You’ll be rewarded and recognized for your performance in an environment that will challenge you and give you clear direction on what it takes to succeed in your role as well as provide development for other roles you may be interested in.

Required Qualifications

• 5+ years of supplier management or related experience
• 5+ years of experience in Information Security and Supplier Risk Management in include third party contractual oversight and negotiation, experience in navigating large and complex enterprise Sourcing and Procurement environments to include Procurement or Sales/Servicing related experience
• 3+ years managing risk and governance practices
• 2+ years of experience with common security frameworks (NIST 800-53 & 800-171, ISO 27001, CMMC, HITRUST, etc.) 
• 2+ years of experience working with ARCHER Enterprise Governance, Risk and Compliance (eGRC) platform
• If you are offered this position, you will be required to provide extensive personal information to obtain and maintain a suitability or determination of eligibility for a Confidential/Secret or Top Secret security clearance as a condition of your employment

 

Preferred Qualifications:

• Bachelor’s degree in Information Technology, Computer Engineering or related field
• 5+ years of experience compiling reports, summaries, and presentations to communicate findings to key stakeholders within the business
• 2+ years of experience with business law, legal contracts and various financial issues.
• 2+ years of experience with third-party risk management, due diligence concepts and industry related best practices

 

*All employees working remotely will be required to adhere to UnitedHealth Group’s Telecommuter Policy.

 

Pay is based on several factors including but not limited to local labor markets, education, work experience, certifications, etc.

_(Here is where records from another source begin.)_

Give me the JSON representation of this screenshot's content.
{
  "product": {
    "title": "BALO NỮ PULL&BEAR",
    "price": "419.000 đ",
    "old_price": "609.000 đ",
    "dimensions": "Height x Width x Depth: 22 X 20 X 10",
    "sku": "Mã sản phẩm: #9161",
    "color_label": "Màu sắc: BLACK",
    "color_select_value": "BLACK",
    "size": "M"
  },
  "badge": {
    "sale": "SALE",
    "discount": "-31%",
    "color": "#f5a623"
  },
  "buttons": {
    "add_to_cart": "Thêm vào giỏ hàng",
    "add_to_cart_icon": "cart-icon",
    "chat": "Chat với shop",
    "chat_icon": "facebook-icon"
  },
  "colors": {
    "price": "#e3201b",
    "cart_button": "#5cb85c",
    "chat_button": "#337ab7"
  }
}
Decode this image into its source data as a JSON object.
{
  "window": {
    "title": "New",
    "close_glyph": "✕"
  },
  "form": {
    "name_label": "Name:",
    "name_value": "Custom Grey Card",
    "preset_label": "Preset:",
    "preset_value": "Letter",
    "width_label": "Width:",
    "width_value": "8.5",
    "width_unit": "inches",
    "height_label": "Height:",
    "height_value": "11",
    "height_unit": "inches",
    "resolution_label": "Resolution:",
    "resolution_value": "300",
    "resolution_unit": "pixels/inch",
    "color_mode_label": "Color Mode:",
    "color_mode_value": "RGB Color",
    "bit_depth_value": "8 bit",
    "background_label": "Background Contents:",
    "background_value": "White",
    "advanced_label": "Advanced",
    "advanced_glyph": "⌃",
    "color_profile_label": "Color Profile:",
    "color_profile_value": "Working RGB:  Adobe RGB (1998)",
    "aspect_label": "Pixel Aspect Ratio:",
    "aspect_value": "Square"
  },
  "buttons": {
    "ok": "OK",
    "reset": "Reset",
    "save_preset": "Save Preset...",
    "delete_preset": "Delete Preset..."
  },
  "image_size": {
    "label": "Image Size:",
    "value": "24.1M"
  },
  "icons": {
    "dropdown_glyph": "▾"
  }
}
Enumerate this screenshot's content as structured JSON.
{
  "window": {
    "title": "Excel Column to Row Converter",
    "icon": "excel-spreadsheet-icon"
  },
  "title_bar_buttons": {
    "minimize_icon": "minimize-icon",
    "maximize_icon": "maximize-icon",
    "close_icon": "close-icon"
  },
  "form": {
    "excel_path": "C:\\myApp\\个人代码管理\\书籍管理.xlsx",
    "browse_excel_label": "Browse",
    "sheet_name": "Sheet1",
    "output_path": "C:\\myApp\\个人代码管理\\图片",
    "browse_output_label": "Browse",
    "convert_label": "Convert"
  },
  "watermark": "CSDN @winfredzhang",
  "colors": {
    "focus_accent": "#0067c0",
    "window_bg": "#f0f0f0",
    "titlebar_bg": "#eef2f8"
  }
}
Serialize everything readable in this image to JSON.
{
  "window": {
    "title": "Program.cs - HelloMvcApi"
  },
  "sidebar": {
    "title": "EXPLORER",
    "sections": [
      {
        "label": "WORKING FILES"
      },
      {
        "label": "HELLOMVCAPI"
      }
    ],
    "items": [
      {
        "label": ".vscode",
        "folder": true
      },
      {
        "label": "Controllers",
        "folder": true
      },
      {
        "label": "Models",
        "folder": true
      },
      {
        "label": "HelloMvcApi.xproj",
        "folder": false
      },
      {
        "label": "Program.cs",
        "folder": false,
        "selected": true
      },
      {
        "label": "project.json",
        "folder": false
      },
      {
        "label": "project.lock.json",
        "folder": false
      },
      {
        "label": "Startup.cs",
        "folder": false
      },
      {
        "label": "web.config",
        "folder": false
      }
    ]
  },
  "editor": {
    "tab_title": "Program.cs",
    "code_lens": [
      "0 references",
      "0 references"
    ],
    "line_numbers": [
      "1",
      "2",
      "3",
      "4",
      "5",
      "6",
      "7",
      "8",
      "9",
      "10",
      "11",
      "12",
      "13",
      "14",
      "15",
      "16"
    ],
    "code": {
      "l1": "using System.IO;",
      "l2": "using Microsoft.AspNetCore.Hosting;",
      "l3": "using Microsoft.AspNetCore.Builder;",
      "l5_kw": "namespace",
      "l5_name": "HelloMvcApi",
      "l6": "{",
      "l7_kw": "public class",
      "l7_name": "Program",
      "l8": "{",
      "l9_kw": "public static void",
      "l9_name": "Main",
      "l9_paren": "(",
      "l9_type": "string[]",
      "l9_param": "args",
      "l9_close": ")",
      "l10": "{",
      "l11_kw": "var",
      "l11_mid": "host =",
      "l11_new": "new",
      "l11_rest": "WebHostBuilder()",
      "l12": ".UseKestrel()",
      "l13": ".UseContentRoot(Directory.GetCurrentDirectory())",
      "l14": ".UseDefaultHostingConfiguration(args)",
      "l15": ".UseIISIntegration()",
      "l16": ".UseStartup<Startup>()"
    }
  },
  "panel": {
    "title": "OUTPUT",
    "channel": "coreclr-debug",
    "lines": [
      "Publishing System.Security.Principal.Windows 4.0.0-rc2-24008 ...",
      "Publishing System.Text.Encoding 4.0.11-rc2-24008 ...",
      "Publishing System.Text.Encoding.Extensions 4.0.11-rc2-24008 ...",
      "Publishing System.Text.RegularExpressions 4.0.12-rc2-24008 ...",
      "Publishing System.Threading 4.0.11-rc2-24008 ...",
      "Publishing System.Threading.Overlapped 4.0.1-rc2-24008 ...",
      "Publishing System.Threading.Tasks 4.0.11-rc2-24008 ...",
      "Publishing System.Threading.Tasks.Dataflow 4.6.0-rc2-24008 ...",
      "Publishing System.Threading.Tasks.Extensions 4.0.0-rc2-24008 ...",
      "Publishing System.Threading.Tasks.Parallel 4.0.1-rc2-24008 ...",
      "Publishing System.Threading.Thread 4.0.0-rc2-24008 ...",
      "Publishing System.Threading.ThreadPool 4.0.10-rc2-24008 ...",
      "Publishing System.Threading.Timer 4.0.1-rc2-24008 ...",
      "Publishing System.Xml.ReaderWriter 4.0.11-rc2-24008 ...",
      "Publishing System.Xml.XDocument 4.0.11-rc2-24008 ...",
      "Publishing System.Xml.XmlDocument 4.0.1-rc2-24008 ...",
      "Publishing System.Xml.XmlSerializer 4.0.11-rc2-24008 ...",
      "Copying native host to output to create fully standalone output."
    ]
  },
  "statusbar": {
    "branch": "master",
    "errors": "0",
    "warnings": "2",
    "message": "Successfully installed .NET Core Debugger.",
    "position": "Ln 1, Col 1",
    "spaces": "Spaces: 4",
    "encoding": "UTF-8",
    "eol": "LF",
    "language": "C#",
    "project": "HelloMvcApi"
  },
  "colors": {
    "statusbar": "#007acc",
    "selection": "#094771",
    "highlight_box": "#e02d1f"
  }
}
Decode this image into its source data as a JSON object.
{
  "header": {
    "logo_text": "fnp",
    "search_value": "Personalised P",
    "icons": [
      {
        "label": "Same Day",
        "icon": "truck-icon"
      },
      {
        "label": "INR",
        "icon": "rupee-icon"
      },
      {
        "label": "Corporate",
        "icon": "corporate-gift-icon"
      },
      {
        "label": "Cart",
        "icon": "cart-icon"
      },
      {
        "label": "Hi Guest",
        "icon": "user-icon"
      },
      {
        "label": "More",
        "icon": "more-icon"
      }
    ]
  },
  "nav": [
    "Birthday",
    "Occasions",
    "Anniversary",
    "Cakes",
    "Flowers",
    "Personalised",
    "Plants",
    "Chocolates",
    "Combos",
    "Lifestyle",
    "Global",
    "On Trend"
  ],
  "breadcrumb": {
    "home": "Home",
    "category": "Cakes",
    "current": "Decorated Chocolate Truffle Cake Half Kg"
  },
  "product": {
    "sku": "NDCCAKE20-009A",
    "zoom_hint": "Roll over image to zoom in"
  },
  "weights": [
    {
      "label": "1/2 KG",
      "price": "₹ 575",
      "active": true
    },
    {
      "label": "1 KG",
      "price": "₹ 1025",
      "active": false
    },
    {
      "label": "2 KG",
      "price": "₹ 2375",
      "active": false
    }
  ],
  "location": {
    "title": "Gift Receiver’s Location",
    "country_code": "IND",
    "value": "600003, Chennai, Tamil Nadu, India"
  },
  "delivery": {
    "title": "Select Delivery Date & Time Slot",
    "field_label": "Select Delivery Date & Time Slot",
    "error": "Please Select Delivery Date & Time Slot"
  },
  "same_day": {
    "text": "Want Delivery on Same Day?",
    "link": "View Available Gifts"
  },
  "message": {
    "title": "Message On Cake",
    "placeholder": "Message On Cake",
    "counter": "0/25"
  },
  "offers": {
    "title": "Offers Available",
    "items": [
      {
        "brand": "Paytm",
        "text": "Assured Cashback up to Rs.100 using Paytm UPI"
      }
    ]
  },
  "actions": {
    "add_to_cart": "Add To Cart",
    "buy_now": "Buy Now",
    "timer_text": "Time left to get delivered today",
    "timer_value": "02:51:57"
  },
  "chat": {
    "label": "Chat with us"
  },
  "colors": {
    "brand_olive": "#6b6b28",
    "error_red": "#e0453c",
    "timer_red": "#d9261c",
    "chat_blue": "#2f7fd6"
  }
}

In addition to your salary, we offer benefits such as, a comprehensive benefits package, incentive and recognition programs, equity stock purchase and 401k contribution (all benefits are subject to eligibility requirements). No matter where or when you begin a career with us, you’ll find a far-reaching choice of benefits and incentives. The salary for this role will range from $110,200 to $188,800 annually based on full-time employment. We comply with all minimum wage laws as applicable.

 

Application Deadline: This will be posted for a minimum of 2 business days or until a sufficient candidate pool has been collected. Job posting may come down early due to volume of applicants. 

 

At UnitedHealth Group, our mission is to help people live healthier lives and make the health system work better for everyone. We believe everyone-of every race, gender, sexuality, age, location and income-deserves the opportunity to live their healthiest life. Today, however, there are still far too many barriers to good health which are disproportionately experienced by people of color, historically marginalized groups and those with lower incomes. We are committed to mitigating our impact on the environment and enabling and delivering equitable care that addresses health disparities and improves health outcomes – an enterprise priority reflected in our mission.

 

 

UnitedHealth Group is an Equal Employment Opportunity employer under applicable law and qualified applicants will receive consideration for employment without regard to race, national origin, religion, age, color, sex, sexual orientation, gender identity, disability, or protected veteran status, or any other characteristic protected by local, state, or federal laws, rules, or regulations.

 

UnitedHealth Group is a drug – free workplace. Candidates are required to pass a drug test before beginning employment.